FOCUS: Growth of paying viewers number promises brighter future for e-cinemas
By Yekaterina Yezhova
MOSCOW, Dec 25 (PRIME) -- Online cinemas, occupying over two thirds of the Russian market of online video services, see huge potential in the pay model as people are getting less reluctant to spend cash on films and series. Revenue of e-cinemas could gallop up to 40.5% in 2017 to some 11 billion rubles, while the whole market gained only 16% to 13.64 billion rubles, experts and companies said.
“The figure of 13.64 billion rubles is a preliminary one,” Maria Saykina, an analyst at the Russian Association for Electronic Communications (RAEC), told PRIME. Online cinemas accounted for 70% of the 2016 online services market, or 7.83 billion rubles, according to a research conducted by RAEC jointly with online cinema Okko.
Revenue of online cinemas increased 45% on the year in January–June, Saykina said, citing researcher J’son & Partners Consulting.
“All major online cinemas reported an increase in January–September revenue.

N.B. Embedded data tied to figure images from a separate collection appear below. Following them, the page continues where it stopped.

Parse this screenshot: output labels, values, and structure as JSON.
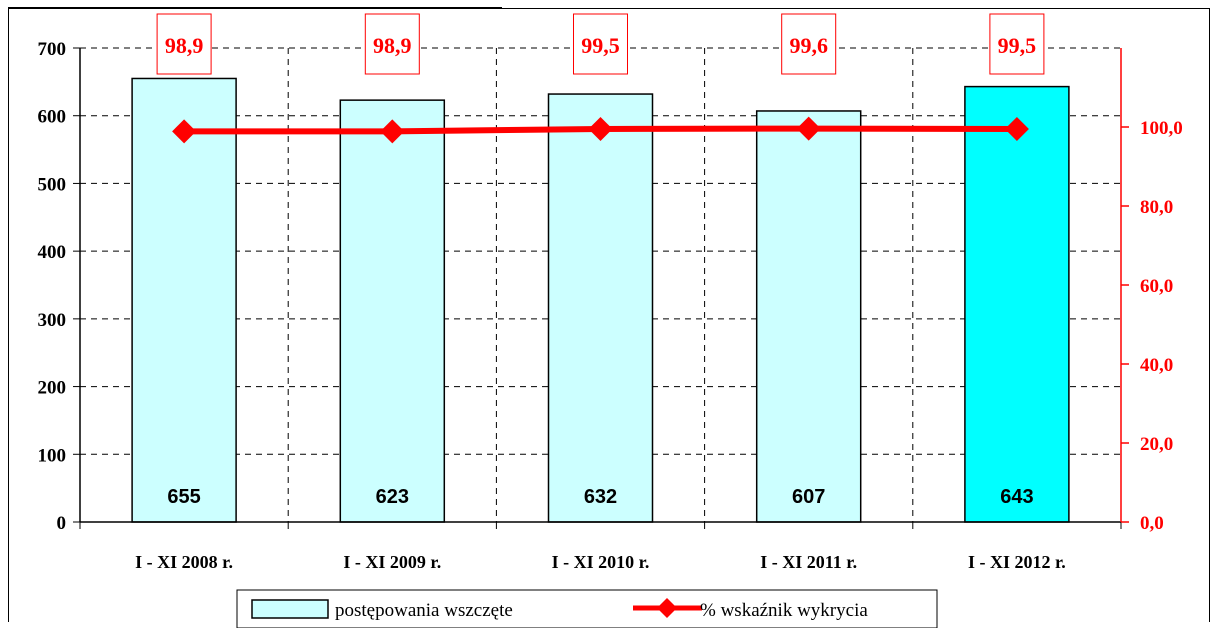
{
  "chart_data": {
    "type": "bar",
    "categories": [
      "I - XI 2008 r.",
      "I - XI 2009 r.",
      "I - XI 2010 r.",
      "I - XI 2011 r.",
      "I - XI 2012 r."
    ],
    "series": [
      {
        "name": "postępowania wszczęte",
        "type": "bar",
        "axis": "left",
        "values": [
          655,
          623,
          632,
          607,
          643
        ],
        "value_labels": [
          "655",
          "623",
          "632",
          "607",
          "643"
        ],
        "colors": [
          "#ccffff",
          "#ccffff",
          "#ccffff",
          "#ccffff",
          "#00ffff"
        ]
      },
      {
        "name": "% wskaźnik wykrycia",
        "type": "line",
        "axis": "right",
        "values": [
          98.9,
          98.9,
          99.5,
          99.6,
          99.5
        ],
        "value_labels": [
          "98,9",
          "98,9",
          "99,5",
          "99,6",
          "99,5"
        ],
        "color": "#ff0000"
      }
    ],
    "y_left": {
      "min": 0,
      "max": 700,
      "ticks": [
        "0",
        "100",
        "200",
        "300",
        "400",
        "500",
        "600",
        "700"
      ]
    },
    "y_right": {
      "min": 0,
      "max": 120,
      "ticks": [
        "0,0",
        "20,0",
        "40,0",
        "60,0",
        "80,0",
        "100,0"
      ]
    },
    "grid": true,
    "legend_position": "bottom"
  }
}
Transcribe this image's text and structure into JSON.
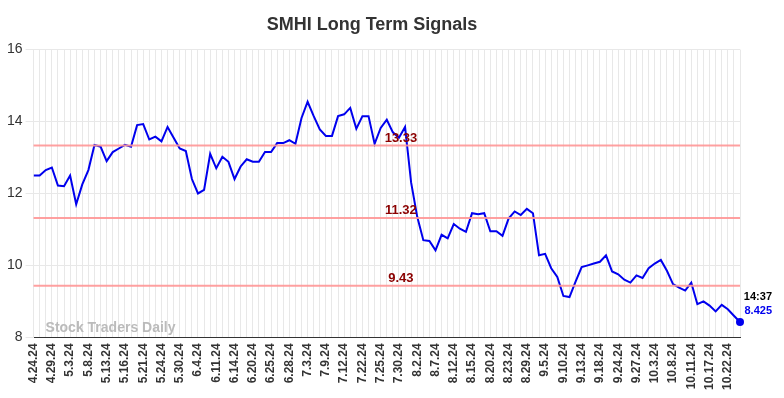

For example, Ivi’s turnover reached 1.7 billion rubles, which is more than for the whole 2016, the trend was also mentioned by Megogo. TVzavr hopes to raise its turnover to 500 million rubles in 2017 from 275 million rubles in 2016. In total, the sector of online cinemas could be from 9.6 to 11 billion rubles this year, which makes its share of the online video services market even bigger than in 2016,” the RAEC analyst said.
The biggest players as of the end of 2016 were online cinemas Ivi with 33%, Okko with 16%, Megogo with 13%, Amediateka with 8%, and TVzavr with 5%.
The market of online cinemas is well consolidated, and the main players tend to keep their positions as of the end of 2017, although slight changes are possible. “Ivi maintains leadership by revenue and audience. Okko and Megogo follow. Amediateka and TVzavr also keep their footing,” Saykina said.
Okko’s General Director Ivan Grodetsky said it can be concluded from the RAEC study that the market of online video services working in the legal segment has a significant potential to advance on the local market in the coming years.
The audience of online video in the country was at 69.3 million people or 47% of the country’s population as of the end of 2016. The experts also noted how the audience of legal online cinemas has expanded, rising to 39.6 million people as of the end of 2017 from 21.7 million people in 2013.
“Despite the fact that the bulk of big online cinemas working in Russia mostly use the advertising model of monetization, multiple experts and spokespeople for online cinemas see a growing number of those paying for content,” RAEC said in the research.
As of the end of March, 3 million people paid for content, and the number of pay transactions in 2016 was at 15–20 million. On the whole, user payments in local online cinemas reached 2.34 billion rubles in 2016.
“The upward trend of a pay model is in the focus of the business related to digital video content. If compared to Western analogues, due to certain historical reasons, we’re far behind by pay model monetization, but we will actively catch up with Western markets,” Ivi’s Director for strategic analytics Ivan Grinin said, as quoted in the RAEC presentation on the 2017 digital economy.
“The first half of 2017 witnessed a historic moment when the pay model exceeded the advertising one by money. We see several main drivers in this process. First, it is content. Exclusive digital premieres, own production, deals with television channels. Second, it is an active use of big data for a better understanding of consumer demands, in particular, the development of a recommendations service.
“One more key driver is the evolution of smart TV (a television set with the integrated Internet and interactive features): almost all TV sets will turn into smart ones and will be connected to the Internet during the nearest years. Already now smart TV is the best platform to monetize paid content. War on piracy also plays an important role.”
However, the level of illegal content consumption is still high. According to consulting company EY, 4.5 million people, or 80% of a daily audience of long and medium-length videos watch films and series on illegal Web sites.
Meanwhile, a poll conducted earlier in 2017 by non-commercial Regional Public Center of Internet Technologies (ROCIT) showed that 71% of users are ready to pay for legal content, and 38% already to buy or rent out film or series watching.
RAEC counted that 83% of viewers of online cinemas prefer a free model of content consumption with advertisements, and only 3% buy a paid subscription. An average price most of users are ready to pay for a unit of content is 50–100 rubles.
Digital windows, or timeframes between the release of a film in cinemas and in the Internet, shortened to six–eight weeks at present from 16 weeks five years ago, RAEC said.
The experts and market players earmarked growth drivers for the online video services market, which comprised deepening of Internet penetration and development of 3G and LTE connection standards; development of payment systems; a higher level and a wider range of services; poor quality of piracy Web sites; and evolution of new technologies, like virtual reality, and others.
Restricting factors include an insufficient level of digital literacy of users; a high level of illegal consumption; relatively high costs of content and services; competition among other online entertainment and services, like games and social networks; and excessive regulation.